Privatized rewards and link to inequality

Mazzucato does not argue against the principle that the Steve Jobs’ of this world should earn substantive wealth as a result of their Mazzucato-bannerefforts and vision. Rather, she argues that there are many other ‘radical and path-breaking’ risks beyond venture capital and entrepreneurial visionaries that the state is involved in for which it is not getting a big enough slice of the risk rewards pie. This happens through different mechanisms – intellectual property rights, talent retention, tax evasion, time lags, legal contracts, to name just a few. This tendency towards socialized risks but privatized rewards means there is a link between industrial and innovation policy to growth and to inequality. The private sector generally manages to extract more value, partly thanks to shareholder culture. Mazzucato argues the public sector has a right to part of these rewards– rewards that it could and should reinvest in sustainable policy solutions and public services.
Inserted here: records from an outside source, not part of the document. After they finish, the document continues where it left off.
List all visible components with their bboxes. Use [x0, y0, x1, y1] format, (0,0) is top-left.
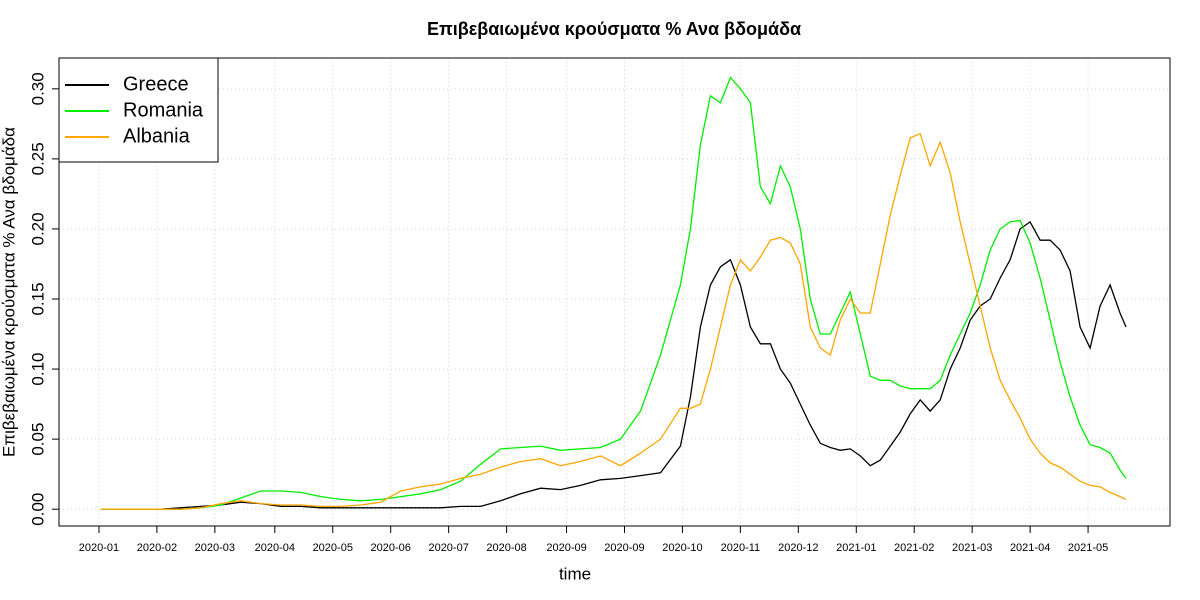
data-line [101, 220, 1127, 510]
y-tick-label: 0.10 [28, 353, 47, 386]
x-tick-label: 2021-04 [1010, 542, 1050, 554]
x-tick-label: 2020-02 [137, 542, 177, 554]
plot-frame [58, 57, 1171, 527]
x-tick-label: 2020-06 [371, 542, 411, 554]
y-tick-label: 0.25 [28, 142, 47, 175]
x-tick-label: 2020-09 [604, 542, 644, 554]
data-line [101, 76, 1127, 510]
x-tick-label: 2020-12 [778, 542, 818, 554]
x-tick-label: 2020-07 [428, 542, 468, 554]
y-tick-label: 0.30 [28, 72, 47, 105]
x-tick-label: 2021-02 [894, 542, 934, 554]
x-tick-label: 2020-05 [313, 542, 353, 554]
y-tick-label: 0.00 [28, 493, 47, 526]
x-tick-label: 2020-09 [546, 542, 586, 554]
y-tick-label: 0.20 [28, 212, 47, 245]
legend-label: Albania [123, 125, 191, 147]
x-tick-label: 2020-10 [662, 542, 702, 554]
data-line [101, 132, 1127, 510]
x-tick-label: 2020-11 [721, 542, 761, 554]
x-tick-label: 2020-01 [79, 542, 119, 554]
y-tick-label: 0.05 [28, 423, 47, 456]
x-tick-label: 2020-04 [255, 542, 295, 554]
x-tick-label: 2020-03 [195, 542, 235, 554]
x-axis-label: time [559, 564, 591, 583]
x-tick-label: 2021-01 [836, 542, 876, 554]
x-tick-label: 2020-08 [486, 542, 526, 554]
x-tick-label: 2021-03 [952, 542, 992, 554]
y-tick-label: 0.15 [28, 282, 47, 315]
y-axis-label: Επιβεβαιωμένα κρούσματα % Ανα βδομάδα [0, 127, 18, 457]
legend-label: Greece [123, 73, 189, 95]
chart-title: Επιβεβαιωμένα κρούσματα % Ανα βδομάδα [427, 19, 801, 39]
x-tick-label: 2021-05 [1068, 542, 1108, 554]
legend-label: Romania [123, 99, 204, 121]
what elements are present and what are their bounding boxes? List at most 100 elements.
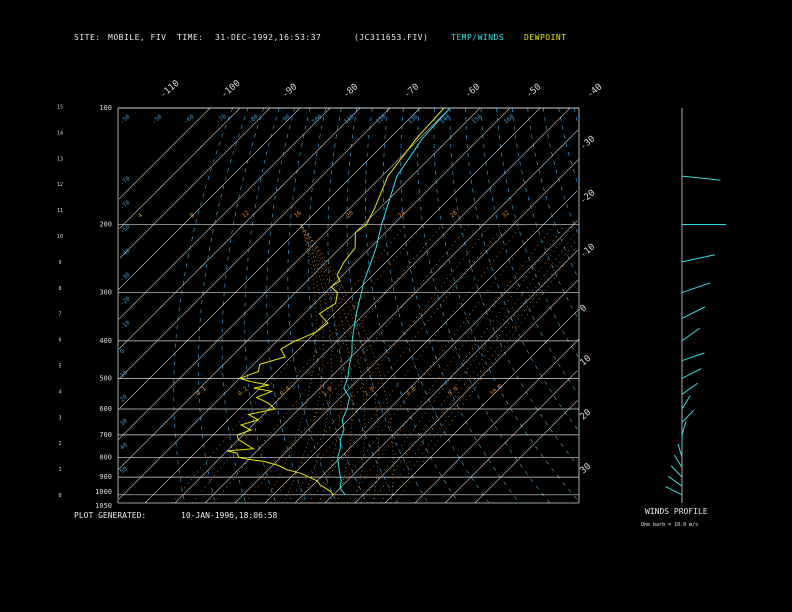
right-temp-label: -10 (579, 242, 598, 260)
isotherm (118, 107, 361, 350)
mixing-ratio-label: 0.4 (279, 385, 292, 398)
mixing-ratio-label: 5.0 (447, 385, 460, 398)
height-tick-label: 7 (58, 312, 61, 318)
dry-adiabat-label: 110 (343, 113, 356, 126)
dry-adiabat-label: 160 (503, 113, 516, 126)
isotherm (119, 107, 391, 379)
isotherm (144, 107, 541, 504)
isotherm-lines (117, 107, 580, 504)
mixing-ratio-line (213, 224, 443, 504)
dry-adiabat (382, 107, 490, 504)
dry-adiabat (244, 107, 280, 504)
pressure-tick-label: 400 (99, 337, 112, 345)
mixing-ratio-line (286, 224, 505, 504)
dry-adiabat-label: -50 (151, 113, 164, 126)
isotherm (119, 107, 271, 259)
pressure-tick-label: 800 (99, 453, 112, 461)
dry-adiabat-label: -70 (119, 199, 132, 212)
mixing-ratio-label: 2.0 (363, 385, 376, 398)
mixing-ratio-line (380, 232, 576, 504)
right-temp-label: 30 (579, 462, 594, 477)
dry-adiabat-label: -80 (247, 113, 260, 126)
mixing-ratio-label: 28 (449, 209, 459, 219)
dry-adiabat-label: 130 (407, 113, 420, 126)
dry-adiabat-label: -50 (119, 113, 132, 126)
wind-barb (681, 282, 711, 294)
right-temp-label: -30 (579, 134, 598, 152)
isotherm (118, 107, 481, 470)
dry-adiabat-label: 50 (119, 465, 129, 475)
mixing-ratio-line (270, 224, 492, 504)
dry-adiabat-label: 40 (119, 441, 129, 451)
height-tick-label: 8 (58, 286, 61, 292)
isotherm (294, 220, 578, 504)
sounding-series (226, 107, 451, 496)
dry-adiabat-label: -30 (119, 271, 132, 284)
dry-adiabat-label: 140 (439, 113, 452, 126)
height-tick-label: 5 (58, 364, 61, 370)
dry-adiabat (198, 107, 249, 504)
dry-adiabat-label: 0 (119, 348, 127, 356)
moist-adiabat (300, 224, 379, 504)
wind-barb (681, 382, 699, 395)
moist-adiabat (300, 224, 366, 504)
site-label: SITE: (74, 33, 101, 42)
isotherm (354, 279, 579, 504)
dry-adiabat (511, 107, 579, 319)
mixing-ratio-line (394, 247, 577, 504)
pressure-tick-label: 100 (99, 104, 112, 112)
pressure-tick-label: 500 (99, 374, 112, 382)
mixing-ratio-line (346, 224, 555, 504)
moist-adiabat (282, 224, 324, 504)
right-temp-label: -20 (579, 188, 598, 206)
mixing-ratio-label: 10.0 (489, 383, 505, 398)
height-tick-label: 10 (57, 234, 63, 240)
dry-adiabat (542, 107, 578, 233)
dry-adiabat (527, 107, 577, 276)
top-temp-label: -100 (220, 79, 243, 101)
pressure-tick-label: 1000 (95, 488, 112, 496)
legend-dewpoint: DEWPOINT (524, 33, 567, 42)
dry-adiabat-label: -70 (215, 113, 228, 126)
height-tick-label: 0 (58, 493, 61, 499)
dry-adiabat-label: -60 (183, 113, 196, 126)
dry-adiabat-label: 20 (119, 393, 129, 403)
height-tick-label: 1 (58, 467, 61, 473)
dry-adiabat (573, 107, 578, 125)
isotherm (234, 159, 579, 504)
height-tick-label: 13 (57, 156, 63, 162)
right-temp-label: 10 (579, 354, 594, 369)
dry-adiabat-label: -10 (119, 319, 132, 332)
dry-adiabat (365, 107, 459, 504)
mixing-ratio-label: 0.1 (195, 385, 208, 398)
mixing-ratio-label: 8 (189, 212, 197, 220)
top-temp-label: -80 (342, 82, 361, 100)
right-temp-label: 20 (579, 408, 594, 423)
isotherm (119, 107, 241, 229)
isotherm (118, 107, 331, 320)
mixing-ratio-label: 12 (241, 209, 251, 219)
mixing-ratio-label: 3.0 (405, 385, 418, 398)
file-value: (JC311653.FIV) (354, 33, 429, 42)
mixing-ratio-label: 24 (397, 209, 407, 219)
isotherm (118, 107, 301, 290)
wind-barb (665, 486, 683, 496)
dry-adiabat (327, 107, 399, 504)
pressure-tick-label: 1050 (95, 502, 112, 510)
dry-adiabat-label: -40 (119, 247, 132, 260)
mixing-ratio-line (307, 224, 523, 504)
isobar-lines (118, 107, 579, 496)
top-temp-label: -40 (586, 82, 605, 100)
isotherm (444, 370, 578, 504)
mixing-ratio-label: 4 (137, 212, 145, 220)
moist-adiabat (300, 224, 394, 504)
isotherm (118, 107, 511, 500)
wind-barb (681, 421, 687, 436)
temperature-line (337, 107, 451, 496)
top-temp-label: -60 (464, 82, 483, 100)
height-tick-label: 4 (58, 389, 61, 395)
isotherm (204, 129, 579, 504)
plot-generated-value: 10-JAN-1996,18:06:58 (181, 511, 278, 520)
dry-adiabat (449, 108, 579, 466)
mixing-ratio-line (328, 224, 540, 504)
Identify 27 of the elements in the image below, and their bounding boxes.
I wish there was more about…

  • Rewards and taxation: For me the last section of the book was of most interest. In particular, I was fascinated by the short description of how the taxation system interacts and compares with returns from state investments, and how much more the public sector could collect through closing the tax gap (tax income not collected), returns on public investments, or both. I would have liked more detail on this. At Oxfam we assume that calling attention to tax avoidance is one of the most effective and important ways to raise missing billions that can then be spent on essential services, but this is an important reminder that there are in fact lots of counterfactuals.
  • More diverse examples: I found myself caught out by the statement that ‘investments into programme areas that increase productivity have been less fashionable than simple spending on welfare state institutions such as education or health’. This book does a great job of explaining how some of the productivity that in fact powers an economy comes about. Essentially, I understand the points the book makes, but I craved even more practical examples to cement my thinking and from other areas than tech, Pharma and energy. It’s by no means a flaw – I just wish it was longer.